Carbon intensity does not measure the actual amount of greenhouse gas emissions; it shows the amount emitted relative to its economic output, such as manufacturing and services, in effect measuring the efficiency of energy use.
China, the world's biggest emitter of greenhouse gases, has rarely given news conferences at previous climate talks and the possibility that Beijing and Washington were close to an agreement rose last month when they unveiled emissions targets within a day of each other.
Developing world anger
But two days into the December 7-18 talks in the Danish capital, long-running north-south rifts have dampened hopes of reaching a robust global agreement among the 192 nations represented at the summit.
Su's remarks came on the same day that a draft Danish proposal for a political agreement caused an uproar at the summit, overshadowing a decision by the US, announced just hours earlier, to treat six greenhouse gases as a human health hazard.
Environmentalists had hailed the US announcement on Monday and welcomed the timing, saying that allowing Barack Obama to sidestep congress to order emission cuts would help the US president convince Copenhagen delegates the US was serious about addressing climate change.
North-south divisions flare again over draft Danish proposal at Copenhagen summit
But just hours later, developing nations were expressing anger over the Danish draft that was circulated informally.
If accurate, the proposal would see more power handed to rich nations, the negotiating role of the UN sidelined and the Kyoto protocol abandoned.
The head of the G77 group of developing countries said on Tuesday that the draft proposal "threatens the success" of the summit.
Sudan's Lumumba Stanislas Dia Ping, who heads the G77 group, said members "will not sign an inequitable deal".
"We can't accept a deal that condemns 80 per cent of the world population to further suffering and injustice," he added.
Su said it was "unfair" to set a limit on nations that were still developing when emissions of developed countries were still going up.
'Not enough for coffin'
He also said a mooted annual $10bn financial help from rich nations to developing ones as a drop in the ocean.
|Su said the US, EU and Japan had not brought enough to the table [AFP]
"If divided by the world population it is less than $2 per person," he said, adding that this would not cover a coffee in the rich world or a coffin in poor countries that are at the sharp end of climate changes.

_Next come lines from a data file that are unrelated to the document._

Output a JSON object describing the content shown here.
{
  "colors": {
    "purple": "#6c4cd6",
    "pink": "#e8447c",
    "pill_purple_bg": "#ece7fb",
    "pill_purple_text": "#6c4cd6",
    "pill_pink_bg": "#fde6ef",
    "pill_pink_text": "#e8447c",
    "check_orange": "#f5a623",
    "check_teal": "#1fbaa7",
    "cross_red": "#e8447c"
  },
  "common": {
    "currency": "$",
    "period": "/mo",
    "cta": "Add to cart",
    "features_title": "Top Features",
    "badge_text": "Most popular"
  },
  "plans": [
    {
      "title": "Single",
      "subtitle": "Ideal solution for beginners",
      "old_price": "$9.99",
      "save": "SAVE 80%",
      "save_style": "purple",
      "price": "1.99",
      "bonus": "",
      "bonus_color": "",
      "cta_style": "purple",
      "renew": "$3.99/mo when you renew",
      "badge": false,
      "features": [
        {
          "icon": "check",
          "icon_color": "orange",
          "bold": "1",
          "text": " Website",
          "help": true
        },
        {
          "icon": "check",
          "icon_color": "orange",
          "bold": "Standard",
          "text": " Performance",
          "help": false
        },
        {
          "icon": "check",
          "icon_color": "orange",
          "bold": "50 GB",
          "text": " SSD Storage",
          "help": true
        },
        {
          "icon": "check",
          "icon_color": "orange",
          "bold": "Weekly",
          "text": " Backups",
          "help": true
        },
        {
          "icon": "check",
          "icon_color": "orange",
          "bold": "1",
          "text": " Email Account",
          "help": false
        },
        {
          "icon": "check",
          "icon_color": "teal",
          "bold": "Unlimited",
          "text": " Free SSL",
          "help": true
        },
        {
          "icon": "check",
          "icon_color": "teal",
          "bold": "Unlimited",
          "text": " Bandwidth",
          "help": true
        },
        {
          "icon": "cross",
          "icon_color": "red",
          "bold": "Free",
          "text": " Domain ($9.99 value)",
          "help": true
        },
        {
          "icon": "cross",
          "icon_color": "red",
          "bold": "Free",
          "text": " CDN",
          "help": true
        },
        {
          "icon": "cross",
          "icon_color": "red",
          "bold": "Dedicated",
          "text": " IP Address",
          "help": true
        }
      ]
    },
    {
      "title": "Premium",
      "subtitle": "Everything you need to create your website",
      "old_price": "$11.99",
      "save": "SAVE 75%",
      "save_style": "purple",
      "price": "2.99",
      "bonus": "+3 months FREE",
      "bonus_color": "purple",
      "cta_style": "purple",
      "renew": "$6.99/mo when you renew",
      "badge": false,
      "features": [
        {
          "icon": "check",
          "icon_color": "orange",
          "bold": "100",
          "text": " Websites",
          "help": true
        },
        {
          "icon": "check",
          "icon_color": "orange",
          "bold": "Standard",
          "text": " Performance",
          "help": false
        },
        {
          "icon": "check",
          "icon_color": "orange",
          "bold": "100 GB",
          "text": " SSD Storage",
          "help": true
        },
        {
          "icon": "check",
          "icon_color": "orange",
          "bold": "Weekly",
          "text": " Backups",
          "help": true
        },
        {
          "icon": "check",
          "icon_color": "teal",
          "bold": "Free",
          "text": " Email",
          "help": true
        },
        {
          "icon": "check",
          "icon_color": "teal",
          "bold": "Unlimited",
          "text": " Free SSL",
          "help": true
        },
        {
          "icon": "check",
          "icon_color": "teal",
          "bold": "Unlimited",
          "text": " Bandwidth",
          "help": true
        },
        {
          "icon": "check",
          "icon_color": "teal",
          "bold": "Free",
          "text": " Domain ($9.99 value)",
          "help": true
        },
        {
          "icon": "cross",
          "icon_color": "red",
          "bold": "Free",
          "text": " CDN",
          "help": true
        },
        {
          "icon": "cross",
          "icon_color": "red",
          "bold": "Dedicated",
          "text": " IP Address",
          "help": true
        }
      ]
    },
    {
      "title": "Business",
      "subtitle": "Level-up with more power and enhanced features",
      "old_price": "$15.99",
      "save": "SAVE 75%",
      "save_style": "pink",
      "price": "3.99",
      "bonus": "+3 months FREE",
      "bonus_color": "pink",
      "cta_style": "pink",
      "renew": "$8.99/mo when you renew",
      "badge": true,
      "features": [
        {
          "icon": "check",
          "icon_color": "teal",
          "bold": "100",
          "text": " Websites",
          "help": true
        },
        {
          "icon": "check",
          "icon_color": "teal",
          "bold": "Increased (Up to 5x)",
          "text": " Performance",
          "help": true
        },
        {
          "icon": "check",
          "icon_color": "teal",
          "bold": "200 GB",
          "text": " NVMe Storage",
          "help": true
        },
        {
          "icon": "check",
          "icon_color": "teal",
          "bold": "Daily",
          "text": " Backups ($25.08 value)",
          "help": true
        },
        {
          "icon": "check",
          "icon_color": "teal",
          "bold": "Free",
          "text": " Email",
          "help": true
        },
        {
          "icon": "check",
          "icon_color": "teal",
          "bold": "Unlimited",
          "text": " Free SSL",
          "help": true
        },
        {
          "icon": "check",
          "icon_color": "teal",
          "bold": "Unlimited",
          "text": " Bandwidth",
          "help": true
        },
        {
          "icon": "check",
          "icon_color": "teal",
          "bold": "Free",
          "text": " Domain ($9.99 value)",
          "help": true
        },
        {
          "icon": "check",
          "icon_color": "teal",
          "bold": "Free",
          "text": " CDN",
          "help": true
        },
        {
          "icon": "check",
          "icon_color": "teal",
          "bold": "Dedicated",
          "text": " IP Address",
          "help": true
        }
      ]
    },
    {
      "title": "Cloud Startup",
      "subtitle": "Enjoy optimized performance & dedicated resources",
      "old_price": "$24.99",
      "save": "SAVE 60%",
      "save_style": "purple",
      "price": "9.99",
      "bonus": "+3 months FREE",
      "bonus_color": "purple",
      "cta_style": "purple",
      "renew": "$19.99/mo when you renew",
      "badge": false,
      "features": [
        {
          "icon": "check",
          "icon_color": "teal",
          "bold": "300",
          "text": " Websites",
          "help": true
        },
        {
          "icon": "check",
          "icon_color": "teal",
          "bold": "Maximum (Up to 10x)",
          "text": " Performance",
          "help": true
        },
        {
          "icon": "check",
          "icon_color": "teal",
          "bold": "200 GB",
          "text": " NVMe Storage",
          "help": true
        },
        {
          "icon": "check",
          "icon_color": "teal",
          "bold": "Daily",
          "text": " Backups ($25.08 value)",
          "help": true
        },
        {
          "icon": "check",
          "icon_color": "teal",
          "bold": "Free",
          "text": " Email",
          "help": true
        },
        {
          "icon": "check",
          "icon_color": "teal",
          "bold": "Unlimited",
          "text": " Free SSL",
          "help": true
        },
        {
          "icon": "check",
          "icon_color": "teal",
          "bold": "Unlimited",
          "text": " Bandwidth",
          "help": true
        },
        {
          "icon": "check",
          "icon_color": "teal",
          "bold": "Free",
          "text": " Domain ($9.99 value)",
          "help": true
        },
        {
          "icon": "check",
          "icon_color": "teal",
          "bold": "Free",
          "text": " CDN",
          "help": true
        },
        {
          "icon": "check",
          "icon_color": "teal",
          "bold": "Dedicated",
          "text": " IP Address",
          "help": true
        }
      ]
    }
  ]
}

Su said that the success of the Copenhagen talks hinged in part on the offer brought to the table by the US, but dismissed the target for 2020 that Obama has laid out, criticising Washington for failing to rein in its emissions, unlike other developed nations.
"Currently the target is to reduce emissions 17 per cent from the 2005 level, I think for all of us this figure cannot be regarded as remarkable or notable," he said.
Su said all the rich nation targets broadly fell short of the emissions cuts recommended by a UN panel of scientists.
The panel has said reductions of 25 to 40 per cent below 1990 levels by 2020 were needed to avoid the worst effects of global warming.
He called a unilateral EU cut of 20 per cent insufficient, and even a sharper 30 per cent cut - which the bloc has said it may shift to depending on other cuts - was still too easy.
Su also attacked the new government in Japan for setting "impossible" conditions on its offer of a 25 per cent cut by 2020, which was a considerable increase on the goal set by the previous administration.
Japan, the world's fifth largest emitter, has said its commitment depends on ambitious targets being agreed to by major emitters.
Su said the demands on poor nations violated international agreements that allowed them to put economic growth first, and the demands on the US were unrealistic given its clear stance on climate change.
"The Japanese have actually made no commitment because they have set an impossible precondition," he said.